While planning for the field season this year, I had made sure that we would at all times have a medical doctor at hand, either at the HMP Base Camp or inside the Mars Society's FMARS hab. On Phase 1, Dr Rainer Effenhauser, chief flight surgeon of the Space Shuttle program at NASA JSC would be present at Haughton as a a NASA HMP Co-Investigator and as a Hab crew member. After his stint in the Hab, Rainer remained at Base Camp to continue his research program and help us as Camp Doctor on a good samaritan basis. But Rainer had to fly back yesterday, July 12th.

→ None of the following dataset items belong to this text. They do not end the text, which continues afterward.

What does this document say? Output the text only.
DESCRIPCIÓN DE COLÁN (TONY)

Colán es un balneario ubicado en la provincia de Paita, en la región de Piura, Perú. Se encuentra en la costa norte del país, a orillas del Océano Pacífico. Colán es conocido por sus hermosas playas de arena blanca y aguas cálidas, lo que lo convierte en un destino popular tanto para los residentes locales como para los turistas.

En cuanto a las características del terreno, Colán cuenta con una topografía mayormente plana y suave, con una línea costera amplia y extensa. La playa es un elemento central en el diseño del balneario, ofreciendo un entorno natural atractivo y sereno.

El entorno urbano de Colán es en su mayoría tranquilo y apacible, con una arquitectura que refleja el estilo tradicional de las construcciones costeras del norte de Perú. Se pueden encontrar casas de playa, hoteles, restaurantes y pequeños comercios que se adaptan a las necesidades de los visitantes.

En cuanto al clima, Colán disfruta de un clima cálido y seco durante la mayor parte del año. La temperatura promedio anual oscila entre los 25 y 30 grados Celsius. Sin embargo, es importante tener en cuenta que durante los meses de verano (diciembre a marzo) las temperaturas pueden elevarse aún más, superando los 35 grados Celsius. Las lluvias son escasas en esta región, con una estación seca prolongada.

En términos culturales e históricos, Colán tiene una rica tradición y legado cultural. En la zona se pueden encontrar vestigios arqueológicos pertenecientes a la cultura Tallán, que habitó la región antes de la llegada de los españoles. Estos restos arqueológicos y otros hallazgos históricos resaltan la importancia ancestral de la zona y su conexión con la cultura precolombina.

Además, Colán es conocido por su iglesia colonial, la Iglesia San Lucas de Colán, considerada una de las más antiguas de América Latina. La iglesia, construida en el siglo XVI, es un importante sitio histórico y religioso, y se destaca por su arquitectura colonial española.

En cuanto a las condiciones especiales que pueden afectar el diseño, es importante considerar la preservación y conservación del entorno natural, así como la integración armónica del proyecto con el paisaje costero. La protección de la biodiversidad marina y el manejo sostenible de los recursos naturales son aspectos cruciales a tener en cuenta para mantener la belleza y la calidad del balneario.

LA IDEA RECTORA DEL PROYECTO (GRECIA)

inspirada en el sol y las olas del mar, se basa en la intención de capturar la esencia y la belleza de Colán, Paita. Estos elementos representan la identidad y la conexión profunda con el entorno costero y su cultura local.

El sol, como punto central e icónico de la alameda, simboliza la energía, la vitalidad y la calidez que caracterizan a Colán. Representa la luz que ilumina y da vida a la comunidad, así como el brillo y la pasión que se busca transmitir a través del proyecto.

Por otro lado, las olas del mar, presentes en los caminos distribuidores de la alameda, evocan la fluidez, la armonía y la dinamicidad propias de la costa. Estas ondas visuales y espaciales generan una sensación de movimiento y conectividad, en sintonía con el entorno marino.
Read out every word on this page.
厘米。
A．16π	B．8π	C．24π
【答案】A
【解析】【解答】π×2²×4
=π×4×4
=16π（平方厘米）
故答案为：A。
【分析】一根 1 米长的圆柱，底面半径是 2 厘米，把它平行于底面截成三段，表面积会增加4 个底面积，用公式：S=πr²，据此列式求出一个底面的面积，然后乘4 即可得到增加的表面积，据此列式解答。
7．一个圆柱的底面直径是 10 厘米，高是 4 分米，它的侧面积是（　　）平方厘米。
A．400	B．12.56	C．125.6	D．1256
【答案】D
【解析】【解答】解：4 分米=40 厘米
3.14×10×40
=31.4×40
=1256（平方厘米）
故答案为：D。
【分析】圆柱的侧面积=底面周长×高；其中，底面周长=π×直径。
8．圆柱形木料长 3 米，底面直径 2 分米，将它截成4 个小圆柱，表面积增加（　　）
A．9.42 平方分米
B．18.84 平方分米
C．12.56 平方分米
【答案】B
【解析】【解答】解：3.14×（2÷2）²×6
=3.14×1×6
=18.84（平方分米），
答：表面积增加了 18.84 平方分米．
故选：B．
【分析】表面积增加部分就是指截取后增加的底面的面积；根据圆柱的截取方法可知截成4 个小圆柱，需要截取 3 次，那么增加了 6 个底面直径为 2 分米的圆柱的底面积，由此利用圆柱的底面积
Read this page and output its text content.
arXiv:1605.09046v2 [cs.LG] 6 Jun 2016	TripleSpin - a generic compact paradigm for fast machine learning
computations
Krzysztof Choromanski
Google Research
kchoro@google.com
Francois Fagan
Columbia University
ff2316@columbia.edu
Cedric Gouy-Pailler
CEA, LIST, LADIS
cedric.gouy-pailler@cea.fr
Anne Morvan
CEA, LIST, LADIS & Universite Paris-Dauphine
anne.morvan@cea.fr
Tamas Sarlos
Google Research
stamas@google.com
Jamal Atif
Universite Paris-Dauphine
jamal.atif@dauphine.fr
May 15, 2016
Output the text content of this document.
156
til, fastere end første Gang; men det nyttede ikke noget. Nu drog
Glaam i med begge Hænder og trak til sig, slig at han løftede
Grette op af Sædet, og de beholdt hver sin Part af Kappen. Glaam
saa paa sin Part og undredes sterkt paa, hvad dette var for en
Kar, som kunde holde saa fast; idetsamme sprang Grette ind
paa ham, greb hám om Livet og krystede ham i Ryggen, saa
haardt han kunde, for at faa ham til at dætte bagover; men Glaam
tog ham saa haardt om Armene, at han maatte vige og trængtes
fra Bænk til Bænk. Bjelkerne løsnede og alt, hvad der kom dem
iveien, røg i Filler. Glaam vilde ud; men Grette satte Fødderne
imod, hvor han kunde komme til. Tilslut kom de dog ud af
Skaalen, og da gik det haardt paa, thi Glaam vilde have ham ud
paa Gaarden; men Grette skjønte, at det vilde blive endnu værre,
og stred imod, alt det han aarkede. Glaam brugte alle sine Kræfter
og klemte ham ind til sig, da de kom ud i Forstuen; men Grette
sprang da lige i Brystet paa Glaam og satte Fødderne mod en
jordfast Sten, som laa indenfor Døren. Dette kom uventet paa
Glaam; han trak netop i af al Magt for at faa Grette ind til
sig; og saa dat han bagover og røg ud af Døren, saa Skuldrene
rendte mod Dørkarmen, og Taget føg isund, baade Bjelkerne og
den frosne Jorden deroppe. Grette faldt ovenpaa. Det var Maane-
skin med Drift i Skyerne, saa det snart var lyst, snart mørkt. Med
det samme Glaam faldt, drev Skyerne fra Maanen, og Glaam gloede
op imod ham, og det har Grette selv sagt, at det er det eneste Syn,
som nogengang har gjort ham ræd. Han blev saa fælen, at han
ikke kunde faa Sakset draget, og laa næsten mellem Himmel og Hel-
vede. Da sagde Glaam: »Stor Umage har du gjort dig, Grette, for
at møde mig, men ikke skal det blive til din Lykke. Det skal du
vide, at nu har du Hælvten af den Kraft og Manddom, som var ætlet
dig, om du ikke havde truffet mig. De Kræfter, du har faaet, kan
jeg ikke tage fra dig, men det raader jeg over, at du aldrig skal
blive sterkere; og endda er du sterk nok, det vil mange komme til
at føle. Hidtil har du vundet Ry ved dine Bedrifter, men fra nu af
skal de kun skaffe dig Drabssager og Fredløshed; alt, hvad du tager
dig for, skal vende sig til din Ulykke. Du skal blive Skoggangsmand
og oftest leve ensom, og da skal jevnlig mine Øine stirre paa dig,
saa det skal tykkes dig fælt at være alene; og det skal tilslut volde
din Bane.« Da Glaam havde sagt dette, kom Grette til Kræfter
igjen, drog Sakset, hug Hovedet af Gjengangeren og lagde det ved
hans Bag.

To ensure continuity in medical presence, I had lined up my younger brother Marco who is a surgeon and researcher in neural gene therapy at Oxford University. Marco served as HMP field medical officer in 1998 and is an experienced expeditionary doctor. He was offering his services again this year in any vacant time slot we might have. But he would not be able to join until July 14th, tomorrow. I took the chance: we would have to risk going without a doctor at camp for one day. It so happened it would be today, Friday, the 13th...
With Rainer gone and Marco on his way up, we tried to reach Marco first. I phoned a hotel where he might be staying in Edmonton, but to no avail. We then tried to reach Rainer in Houston, TX. Luckily, he was home. From then on we all lived a textbook example of telemedicine in practice, i.e., the ability to access and apply medical expertise remotely through technology. I would first take some digital photos of our patient. Rainer would then examine them and provide guidance. Within minutes, that was done. Images of our patient's leg, taken using an Olympus C-3030 digital camera with macro capability, were on their way from my wirelessly-LANed laptop in the HMP mess tent to Rainer's terminal at his home. By satphone, Rainer was then able to ask a series of specific questions which I then relayed by radio transceiver to John Schutt who stood by the patient in another tent. Then Rainer gave me instructions over the phone on where to find additional diagnosis equipment and medication which I then relayed by the same radio transceiver to AC Hitch who was positioned in yet another tent holding the medical supplies. Soon, I found myself by the patient's side taking his blood pressure, reading out the inches of mercury to John Schutt who then relayed them by radio to Mark Webb who had taken my place at the phone in the mess tent, who then relayed the numbers to Rainer... The patient eventually received all the care and prescription recommended by Rainer, located several thousand miles away.
Tonight, our patient will remain in observation in his tent. He must stay warm: we'll turn on a propane heater. We think he will be OK. He will be flown out on tomorrow morning's scheduled Twin Otter flight so that Marco can examine him in Resolute Bay once he gets there. Based on Rainer's preliminary assessment, infection remains a risk, but it is anticipated that our friend will recover soon, possibly within a few days. The underlying cause of his problem may have been poor blood circulation in a lower limb due to an extended period immobility in the cold. Technology does not make the Arctic more benign. But it may make us less vulnerable.